Page 83 of Night Shift

He smiles. “Because I knew you’d laugh just like that.”

I’m going to say absolutely ridiculous things—mushy, sentimental things that will probably terrify him—so instead of letting myself open my stupid mouth, I step forward and cup Vincent’s face in my hands. He stands still and lets me. His eyelids flutter shut as I run my thumbs up and down, tracing from his chin to the corners of his mouth to the faintly freckled skin over his nose and cheekbones. There’s some dark scruff on his jaw. I wonder what it would feel like against the insides of my thighs.

I drop my arms to my sides. Vincent takes a breath before he opens his eyes.

“My shift at the library starts in three hours,” I blurt.

He arches an eyebrow. “You’re seriously still thinking about going?”

“No. I just—” I say. “I’m trying to figure out what I’m supposed to tell my supervisor.”

“That you’re busy making out with me,” Vincent says, like it’s obvious.

“Oh? Is that all we’re doing?”

Vincent’s eyes flash with surprise, and then his tongue darts out to wet his bottom lip. The step he takes toward me is hungry. Primal. I’m suddenly and violently reminded of how much I enjoyed having his cock in my mouth.

“I thought you said you wanted to take it slow,” I croak.

Vincent smiles and shakes his head. “I can’t move slow with you, Holiday. But we don’t have to do anything else tonight. We can go to the house and you can meet my teammates, if you want. Or we could go to dinner just the two of us, and we can talk about our parents and our favorite songs and whatever else we want to.”

There he goes again, being nice.

But I don’t want to move slow—not when I’ve spent my whole life moving slow. I know everyone runs the marathon that is life at their own pace, and there’s nothing wrong with the fact that I’ve needed a longer warm-up than a lot of people my age . . . or that I’m about to take off sprinting when there are women a decade older than me who are still stretching. It’s not a race. It’s just a circular track we all get to share. I won’t regret listening to my gut and waiting to feel ready.

I’m ready now. Too ready, perhaps.

I grab the hem of my shirt and peel it up and over my head.

Thirty-two

In my head, taking off my shirt was a smooth and seductive move.

In practice, the collar catches on my nose, and my right elbow flails and knocks into something very solid. I let out a sharp curse as a dull tingle shoots up and down my arm—funny bone—and Vincent grunts, because the hard object I just elbowed was definitely his chin.

“Sorry! Oh my God, I’m so sorry.”

Vincent lets out a slightly pained laugh.

“Are you okay?” I ask, still stuck inside my upturned shirt.

“I’m fine. You’ve got a killer right hook, though.”

This is humiliating.

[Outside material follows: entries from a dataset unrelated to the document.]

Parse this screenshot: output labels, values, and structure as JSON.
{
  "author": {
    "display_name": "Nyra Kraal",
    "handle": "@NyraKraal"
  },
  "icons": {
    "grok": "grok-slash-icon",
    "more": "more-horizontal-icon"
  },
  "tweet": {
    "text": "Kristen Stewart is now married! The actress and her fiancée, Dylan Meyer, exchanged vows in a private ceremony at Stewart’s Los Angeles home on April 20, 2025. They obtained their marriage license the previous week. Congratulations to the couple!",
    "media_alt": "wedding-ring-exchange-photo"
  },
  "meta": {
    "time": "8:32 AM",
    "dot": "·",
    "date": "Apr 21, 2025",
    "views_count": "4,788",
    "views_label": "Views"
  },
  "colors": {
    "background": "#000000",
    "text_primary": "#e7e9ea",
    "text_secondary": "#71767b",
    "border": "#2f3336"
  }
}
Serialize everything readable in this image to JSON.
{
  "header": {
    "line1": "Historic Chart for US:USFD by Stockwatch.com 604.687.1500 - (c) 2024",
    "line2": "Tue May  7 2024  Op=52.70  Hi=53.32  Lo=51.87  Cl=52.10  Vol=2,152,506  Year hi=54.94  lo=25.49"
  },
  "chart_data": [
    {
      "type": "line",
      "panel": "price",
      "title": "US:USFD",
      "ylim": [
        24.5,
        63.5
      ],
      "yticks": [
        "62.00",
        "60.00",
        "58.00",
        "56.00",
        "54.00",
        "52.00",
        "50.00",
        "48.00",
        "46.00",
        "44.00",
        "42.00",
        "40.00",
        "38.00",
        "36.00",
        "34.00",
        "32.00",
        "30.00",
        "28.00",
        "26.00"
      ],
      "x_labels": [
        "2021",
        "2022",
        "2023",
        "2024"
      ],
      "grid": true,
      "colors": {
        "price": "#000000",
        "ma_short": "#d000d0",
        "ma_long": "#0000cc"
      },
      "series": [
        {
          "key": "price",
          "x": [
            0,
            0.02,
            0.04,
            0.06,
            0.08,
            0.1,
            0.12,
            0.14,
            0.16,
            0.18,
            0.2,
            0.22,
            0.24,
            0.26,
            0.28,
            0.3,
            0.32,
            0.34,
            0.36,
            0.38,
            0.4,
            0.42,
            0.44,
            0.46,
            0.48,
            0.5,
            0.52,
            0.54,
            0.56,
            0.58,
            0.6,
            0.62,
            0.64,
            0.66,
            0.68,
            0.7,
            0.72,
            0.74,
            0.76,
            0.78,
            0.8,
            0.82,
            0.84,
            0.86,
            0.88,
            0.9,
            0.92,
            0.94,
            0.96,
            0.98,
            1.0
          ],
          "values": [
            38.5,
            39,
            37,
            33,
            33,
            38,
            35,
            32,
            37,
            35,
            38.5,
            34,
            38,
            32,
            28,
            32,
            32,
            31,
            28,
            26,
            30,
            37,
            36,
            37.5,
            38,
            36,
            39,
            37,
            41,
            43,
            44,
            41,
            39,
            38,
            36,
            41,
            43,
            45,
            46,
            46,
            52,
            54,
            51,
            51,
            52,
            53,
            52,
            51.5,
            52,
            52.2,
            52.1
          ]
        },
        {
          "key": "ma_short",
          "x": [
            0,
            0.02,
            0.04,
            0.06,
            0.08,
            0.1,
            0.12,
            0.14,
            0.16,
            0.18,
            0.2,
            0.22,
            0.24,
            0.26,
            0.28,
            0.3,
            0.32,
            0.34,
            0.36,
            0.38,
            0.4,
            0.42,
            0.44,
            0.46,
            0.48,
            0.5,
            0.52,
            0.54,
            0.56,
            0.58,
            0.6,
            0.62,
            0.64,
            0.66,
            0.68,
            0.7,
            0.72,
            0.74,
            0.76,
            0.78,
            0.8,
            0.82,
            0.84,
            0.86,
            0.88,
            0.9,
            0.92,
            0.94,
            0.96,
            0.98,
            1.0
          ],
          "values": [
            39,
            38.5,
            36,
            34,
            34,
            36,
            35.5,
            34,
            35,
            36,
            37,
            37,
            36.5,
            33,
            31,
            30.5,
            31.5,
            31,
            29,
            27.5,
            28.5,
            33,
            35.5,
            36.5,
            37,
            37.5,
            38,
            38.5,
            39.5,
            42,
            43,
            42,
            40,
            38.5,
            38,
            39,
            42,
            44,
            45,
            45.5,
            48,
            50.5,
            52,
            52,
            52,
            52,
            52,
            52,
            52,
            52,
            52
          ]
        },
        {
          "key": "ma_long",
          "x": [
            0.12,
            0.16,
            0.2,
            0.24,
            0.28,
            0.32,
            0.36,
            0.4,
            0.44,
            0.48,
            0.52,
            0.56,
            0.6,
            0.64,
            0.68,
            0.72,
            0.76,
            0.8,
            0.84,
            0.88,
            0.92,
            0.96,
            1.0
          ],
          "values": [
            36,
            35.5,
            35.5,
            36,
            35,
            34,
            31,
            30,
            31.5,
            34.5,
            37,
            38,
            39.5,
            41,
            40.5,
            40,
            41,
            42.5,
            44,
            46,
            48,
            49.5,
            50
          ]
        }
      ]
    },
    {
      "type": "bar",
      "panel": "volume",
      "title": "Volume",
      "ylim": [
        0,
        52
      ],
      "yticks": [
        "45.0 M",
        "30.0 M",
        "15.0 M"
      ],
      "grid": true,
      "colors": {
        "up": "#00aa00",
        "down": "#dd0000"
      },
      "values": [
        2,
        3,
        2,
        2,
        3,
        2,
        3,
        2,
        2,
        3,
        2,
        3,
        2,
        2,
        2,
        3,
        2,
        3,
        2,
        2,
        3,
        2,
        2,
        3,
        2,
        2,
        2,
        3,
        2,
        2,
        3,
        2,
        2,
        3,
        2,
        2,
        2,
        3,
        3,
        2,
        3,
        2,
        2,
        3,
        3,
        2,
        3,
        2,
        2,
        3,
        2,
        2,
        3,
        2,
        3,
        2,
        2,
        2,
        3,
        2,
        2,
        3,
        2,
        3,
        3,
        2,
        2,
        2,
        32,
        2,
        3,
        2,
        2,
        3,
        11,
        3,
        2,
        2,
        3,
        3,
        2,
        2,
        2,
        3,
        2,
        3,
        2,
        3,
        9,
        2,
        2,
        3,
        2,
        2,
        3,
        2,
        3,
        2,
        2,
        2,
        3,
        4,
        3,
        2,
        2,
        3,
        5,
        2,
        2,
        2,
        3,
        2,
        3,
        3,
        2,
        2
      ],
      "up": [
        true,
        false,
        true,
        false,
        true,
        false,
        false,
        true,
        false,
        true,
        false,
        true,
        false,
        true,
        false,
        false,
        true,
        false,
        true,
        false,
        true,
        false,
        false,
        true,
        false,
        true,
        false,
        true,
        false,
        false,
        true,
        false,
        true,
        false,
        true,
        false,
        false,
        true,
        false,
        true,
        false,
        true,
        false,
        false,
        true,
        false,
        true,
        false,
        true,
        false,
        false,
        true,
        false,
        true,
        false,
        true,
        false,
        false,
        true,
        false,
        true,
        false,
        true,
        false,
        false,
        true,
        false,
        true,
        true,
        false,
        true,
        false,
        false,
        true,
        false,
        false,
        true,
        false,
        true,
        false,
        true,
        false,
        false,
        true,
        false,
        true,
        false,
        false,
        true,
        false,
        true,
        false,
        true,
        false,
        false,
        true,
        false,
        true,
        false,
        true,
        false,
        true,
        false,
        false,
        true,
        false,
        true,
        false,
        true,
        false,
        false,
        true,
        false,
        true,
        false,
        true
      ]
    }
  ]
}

I don’t think I want to take my shirt off anymore, because I’m pretty sure I can’t look Vincent in the eye, but I also don’t want to put it back on, because that means I’ll have to admit that I really suck at this whole romance thing.

Maybe, if I’m lucky, I think, I’ll just die right now.

Vincent sighs. “Come out of there, Holiday.”

He grabs my shirt and helps me wrangle it off. My hair crackles with static and goes everywhere. I brush it back into place, take a bolstering breath, and look up to find Vincent staring at my chest with that same frozen expression I’ve decided to call his buffering face. I can’t tell if this is a good or a bad thing. My bra is beige. No lace. No nonsense. I also have lines across my stomach where my jeans were cutting into me earlier, but I’m not worried about any of that. Vincent isn’t going to change his mind about me because of some boring underwear and weird jeans indents.

Still, I wish he’d stop staring.

“What?” I snap.

“Your tits look fucking phenomenal.”

I’m so mad that I laugh. “You’re never going to let me live that down, are you?”